Thema: Heiliges Jahr im Bistum Mainz

Ein kleiner Schritt durch die Pforte

Was am 8. Dezember begonnen hat, ist kein Heiliges Jahr wie jedes andere. Erstmals gibt es nicht nur Heilige Pforten in Rom, sondern auch in den Diözesen viele Tore, die sich öffnen. Von Anja Weiffen.

 

Pafrrer Lerchl und Daniela Mohr-Braun Foto: Anja Weiffen
Daniela Mohr-Braun und Pfarrer Markus Lerchl – die Beauftragten für das
Heilige Jahr – an der Tür zur Gotthard-Kapelle im Mainzer Dom.

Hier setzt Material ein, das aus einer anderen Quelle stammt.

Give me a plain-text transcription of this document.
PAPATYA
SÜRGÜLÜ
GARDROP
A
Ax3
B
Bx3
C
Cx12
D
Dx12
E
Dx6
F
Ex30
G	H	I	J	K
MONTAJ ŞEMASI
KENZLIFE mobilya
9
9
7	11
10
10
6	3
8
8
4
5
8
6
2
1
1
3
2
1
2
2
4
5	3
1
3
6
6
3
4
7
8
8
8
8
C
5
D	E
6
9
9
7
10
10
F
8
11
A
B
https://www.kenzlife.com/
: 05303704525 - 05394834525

Das Portal zu
dem Gebetsraum ist eine der Heiligen Pforten. Foto: Anja Weiffen

Markus Lerchl legt die Hand auf die Klinke und öffnet langsam die Tür. Ihm gegenüber steht Dr. Daniela Mohr-Braun. Die beiden sind die Beauftragten für das „Heilige Jahr der Barmherzigkeit“ im Bistum Mainz. Für ein Foto haben sich der Pfarrer und die Pastoralreferentin im Mainzer Dom in das Portal zur Gotthard-Kapelle gestellt: in die Heilige Pforte.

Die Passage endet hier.